Though the methodology of the Jesus Seminar has been exposed for its flaws and biases, the fellows of the Seminar present themselves as doing inductive, scientific work (with an air of triumphalism), exploring the sayings of Jesus against the cross-currents of first century sociological and political conditions. Some might respond, "Yes, but their work is scientific and democratic. What's wrong with that?" Well, sadly, "appearances" aren't always what they seem to be, especially in the case of the Jesus Seminar. Their methods are neither scientific or democratic, and the ghost of Schweitzer has come back to haunt them, accusing them of creating a Jesus figure in their own image. Nearly all of the scholars involved in the Jesus Seminar already had a presupposed construct of the historical Jesus, not only in their minds, but in their writings - even before the advent of the Seminar.
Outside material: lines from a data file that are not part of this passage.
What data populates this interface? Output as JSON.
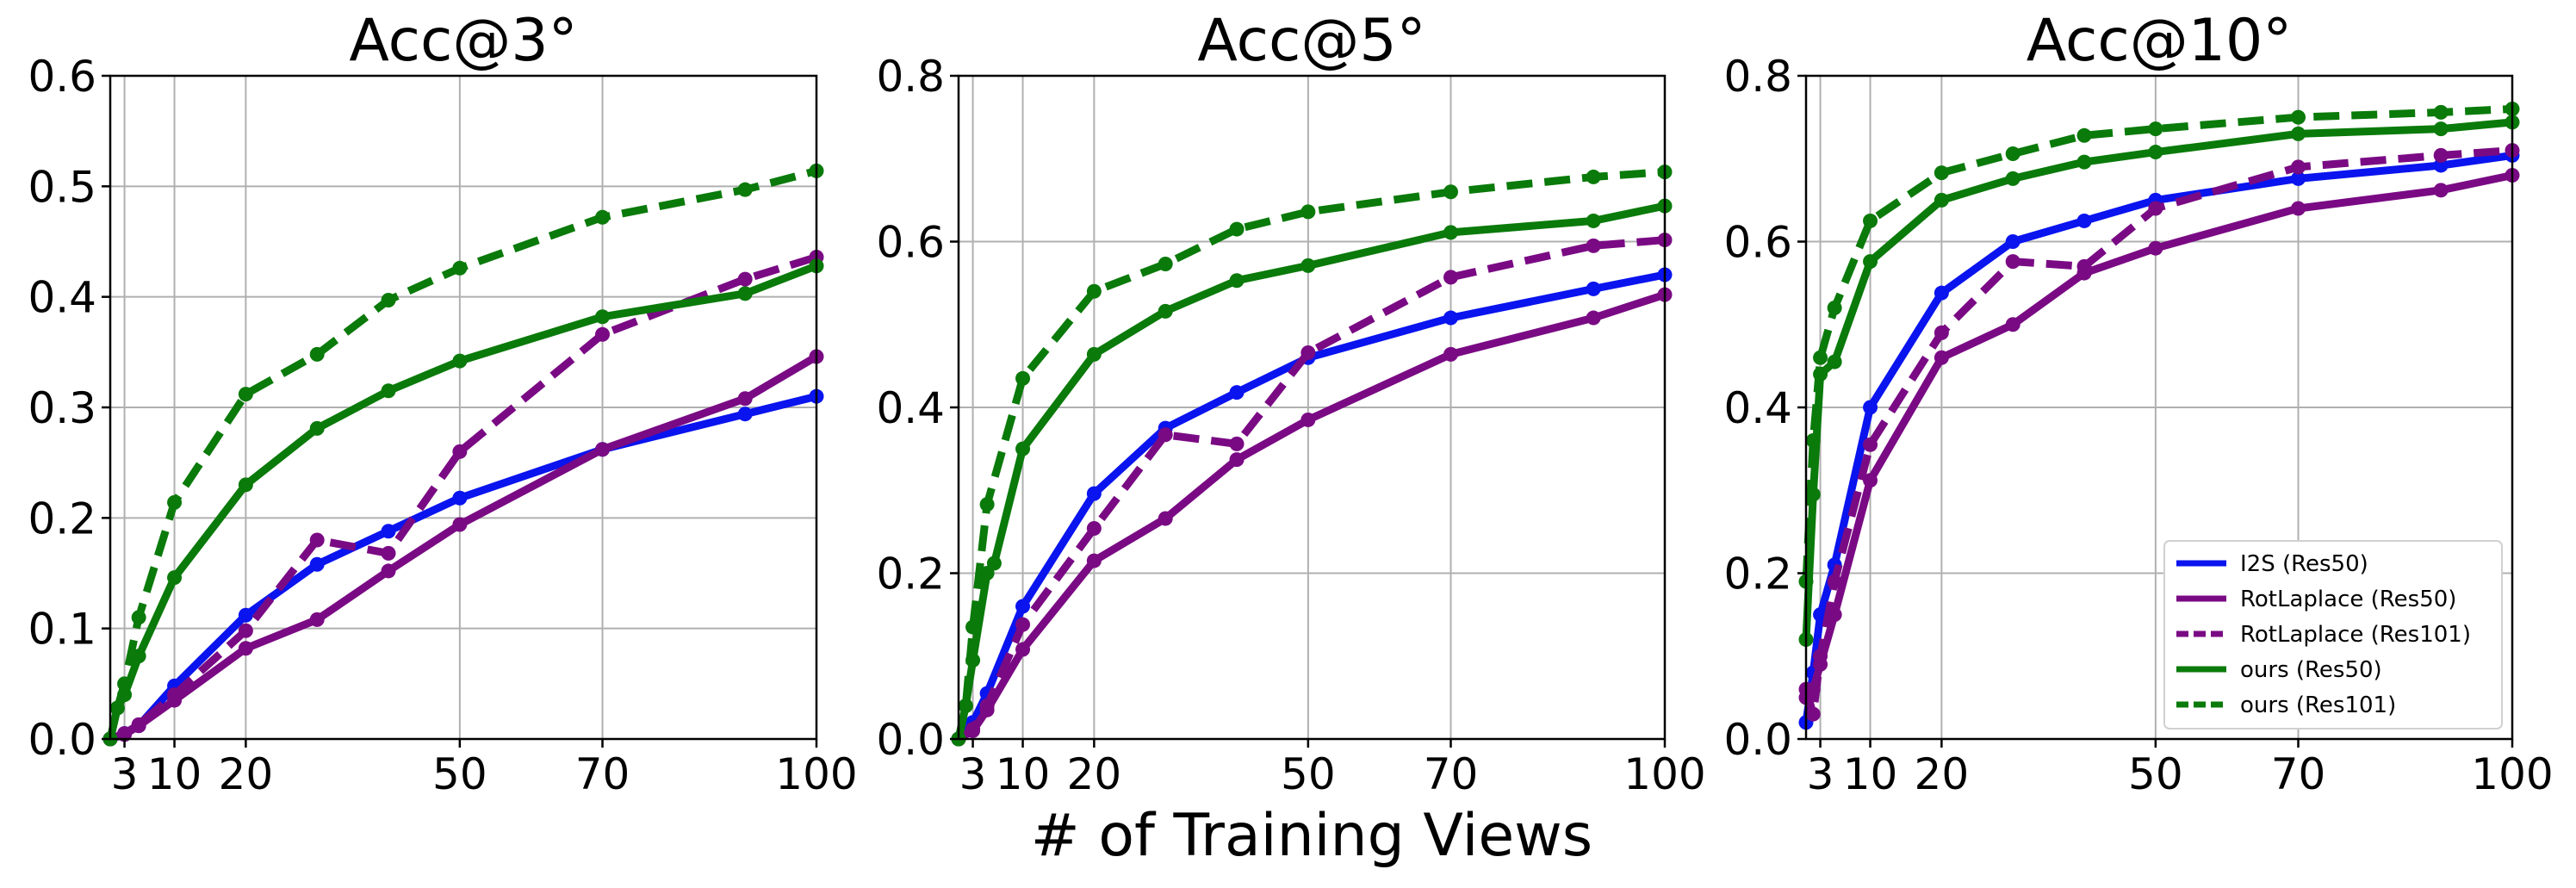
{
  "chart_data": {
    "type": "line",
    "xlabel": "# of Training Views",
    "x_ticks": [
      3,
      10,
      20,
      50,
      70,
      100
    ],
    "xlim": [
      1,
      100
    ],
    "legend_position": "lower-right",
    "legend_panel": 2,
    "series_styles": [
      {
        "name": "I2S (Res50)",
        "color": "#0a14ee",
        "dash": "solid"
      },
      {
        "name": "RotLaplace (Res50)",
        "color": "#7a0a84",
        "dash": "solid"
      },
      {
        "name": "RotLaplace (Res101)",
        "color": "#7a0a84",
        "dash": "dashed"
      },
      {
        "name": "ours (Res50)",
        "color": "#0a7a0a",
        "dash": "solid"
      },
      {
        "name": "ours (Res101)",
        "color": "#0a7a0a",
        "dash": "dashed"
      }
    ],
    "panels": [
      {
        "title": "Acc@3°",
        "ylim": [
          0,
          0.6
        ],
        "y_ticks": [
          0.0,
          0.1,
          0.2,
          0.3,
          0.4,
          0.5,
          0.6
        ],
        "series": [
          {
            "name": "I2S (Res50)",
            "x": [
              1,
              3,
              5,
              10,
              20,
              30,
              40,
              50,
              70,
              90,
              100
            ],
            "values": [
              0.0,
              0.005,
              0.012,
              0.048,
              0.112,
              0.158,
              0.188,
              0.218,
              0.262,
              0.294,
              0.31
            ]
          },
          {
            "name": "RotLaplace (Res50)",
            "x": [
              1,
              3,
              5,
              10,
              20,
              30,
              40,
              50,
              70,
              90,
              100
            ],
            "values": [
              0.0,
              0.004,
              0.012,
              0.035,
              0.082,
              0.108,
              0.152,
              0.194,
              0.262,
              0.308,
              0.346
            ]
          },
          {
            "name": "RotLaplace (Res101)",
            "x": [
              1,
              3,
              5,
              10,
              20,
              30,
              40,
              50,
              70,
              90,
              100
            ],
            "values": [
              0.0,
              0.005,
              0.013,
              0.04,
              0.098,
              0.18,
              0.168,
              0.26,
              0.366,
              0.416,
              0.436
            ]
          },
          {
            "name": "ours (Res50)",
            "x": [
              1,
              2,
              3,
              5,
              10,
              20,
              30,
              40,
              50,
              70,
              90,
              100
            ],
            "values": [
              0.0,
              0.028,
              0.04,
              0.075,
              0.146,
              0.23,
              0.281,
              0.315,
              0.342,
              0.382,
              0.403,
              0.428
            ]
          },
          {
            "name": "ours (Res101)",
            "x": [
              1,
              2,
              3,
              5,
              10,
              20,
              30,
              40,
              50,
              70,
              90,
              100
            ],
            "values": [
              0.0,
              0.028,
              0.05,
              0.11,
              0.214,
              0.312,
              0.348,
              0.397,
              0.426,
              0.472,
              0.497,
              0.514
            ]
          }
        ]
      },
      {
        "title": "Acc@5°",
        "ylim": [
          0,
          0.8
        ],
        "y_ticks": [
          0.0,
          0.2,
          0.4,
          0.6,
          0.8
        ],
        "series": [
          {
            "name": "I2S (Res50)",
            "x": [
              1,
              3,
              5,
              10,
              20,
              30,
              40,
              50,
              70,
              90,
              100
            ],
            "values": [
              0.0,
              0.02,
              0.055,
              0.16,
              0.296,
              0.375,
              0.418,
              0.46,
              0.508,
              0.543,
              0.56
            ]
          },
          {
            "name": "RotLaplace (Res50)",
            "x": [
              1,
              3,
              5,
              10,
              20,
              30,
              40,
              50,
              70,
              90,
              100
            ],
            "values": [
              0.0,
              0.01,
              0.035,
              0.108,
              0.215,
              0.266,
              0.337,
              0.385,
              0.464,
              0.508,
              0.536
            ]
          },
          {
            "name": "RotLaplace (Res101)",
            "x": [
              1,
              3,
              5,
              10,
              20,
              30,
              40,
              50,
              70,
              90,
              100
            ],
            "values": [
              0.0,
              0.012,
              0.04,
              0.138,
              0.254,
              0.367,
              0.356,
              0.466,
              0.557,
              0.595,
              0.602
            ]
          },
          {
            "name": "ours (Res50)",
            "x": [
              1,
              2,
              3,
              5,
              6,
              10,
              20,
              30,
              40,
              50,
              70,
              90,
              100
            ],
            "values": [
              0.0,
              0.04,
              0.095,
              0.2,
              0.212,
              0.35,
              0.464,
              0.516,
              0.553,
              0.571,
              0.611,
              0.625,
              0.643
            ]
          },
          {
            "name": "ours (Res101)",
            "x": [
              1,
              2,
              3,
              5,
              10,
              20,
              30,
              40,
              50,
              70,
              90,
              100
            ],
            "values": [
              0.0,
              0.04,
              0.135,
              0.283,
              0.435,
              0.54,
              0.573,
              0.615,
              0.636,
              0.66,
              0.678,
              0.684
            ]
          }
        ]
      },
      {
        "title": "Acc@10°",
        "ylim": [
          0,
          0.8
        ],
        "y_ticks": [
          0.0,
          0.2,
          0.4,
          0.6,
          0.8
        ],
        "series": [
          {
            "name": "I2S (Res50)",
            "x": [
              1,
              2,
              3,
              5,
              10,
              20,
              30,
              40,
              50,
              70,
              90,
              100
            ],
            "values": [
              0.02,
              0.08,
              0.15,
              0.21,
              0.4,
              0.538,
              0.6,
              0.625,
              0.65,
              0.676,
              0.692,
              0.704
            ]
          },
          {
            "name": "RotLaplace (Res50)",
            "x": [
              1,
              2,
              3,
              5,
              10,
              20,
              30,
              40,
              50,
              70,
              90,
              100
            ],
            "values": [
              0.05,
              0.06,
              0.09,
              0.15,
              0.312,
              0.46,
              0.5,
              0.562,
              0.592,
              0.64,
              0.662,
              0.68
            ]
          },
          {
            "name": "RotLaplace (Res101)",
            "x": [
              1,
              2,
              3,
              5,
              10,
              20,
              30,
              40,
              50,
              70,
              90,
              100
            ],
            "values": [
              0.06,
              0.03,
              0.1,
              0.19,
              0.355,
              0.49,
              0.576,
              0.57,
              0.64,
              0.69,
              0.704,
              0.71
            ]
          },
          {
            "name": "ours (Res50)",
            "x": [
              1,
              2,
              3,
              5,
              10,
              20,
              30,
              40,
              50,
              70,
              90,
              100
            ],
            "values": [
              0.12,
              0.295,
              0.44,
              0.455,
              0.576,
              0.65,
              0.676,
              0.696,
              0.708,
              0.73,
              0.736,
              0.744
            ]
          },
          {
            "name": "ours (Res101)",
            "x": [
              1,
              2,
              3,
              5,
              10,
              20,
              30,
              40,
              50,
              70,
              90,
              100
            ],
            "values": [
              0.19,
              0.36,
              0.46,
              0.52,
              0.625,
              0.683,
              0.706,
              0.728,
              0.736,
              0.75,
              0.756,
              0.76
            ]
          }
        ]
      }
    ]
  }
}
There is nothing objective about the method and process of the Jesus Seminar, although they have hoodwinked the North American populace into thinking that what they are doing is sound scholarship which is representative of cutting-edge hypotheses. In sum, no one comes to the Seminar's table with a tabula rasa - each scholar has his own hypothesis, and he or she will pick and choose which sayings of Jesus fit into his or her presupposed construct.

Some Key Sources For Understanding The Historical Jesus

1. Jesus Under Fire - Moreland/Wilkins, IVP
2. Historical Figure of Jesus - Sanders, Penguin
3. The Challenge of Jesus: Rediscovering Who Jesus Was And Is - Wright, IVP
4. A New Perspective On Jesus - What the Jesus Quest Missed - Dunn, Baker
5. Jesus: A Revolutionary Biography - Crossan, HarperCollins
6. Backgrounds of Early Chrstianity - Ferguson, Eerdmans
7. The Real Jesus - Luke Johnson, Harper
8. Studying the Historical Jesus: A Guide to Sources and Methods - Bock, Baker
9. The Historical Reliability of the Gospels - Blomberg, IVP
10. A Marginal Jew, Vol. 1 - John Meier,
11. Death of the Messiah (2 vols.) - Raymond Brown, Anchor
12. The Resurrection of the Son of God - Wright, Fortress
13. Dictionary of Jesus and the Gospels - IVP
14. Dictionary of Paul and his Letters - IVP
15. Dictionary of New Testament Background - IVP
16. New Testament Introduction - Guthrie, IVP

*It is important to note that there are numerous key works on the topic of the Historical Jesus which range from the popular to the scholarly. In the above list I have tried to provide a combination of works, some specific, some encyclopedic, all scholarly, in order to enhance the student's understanding of this most interesting and important topic.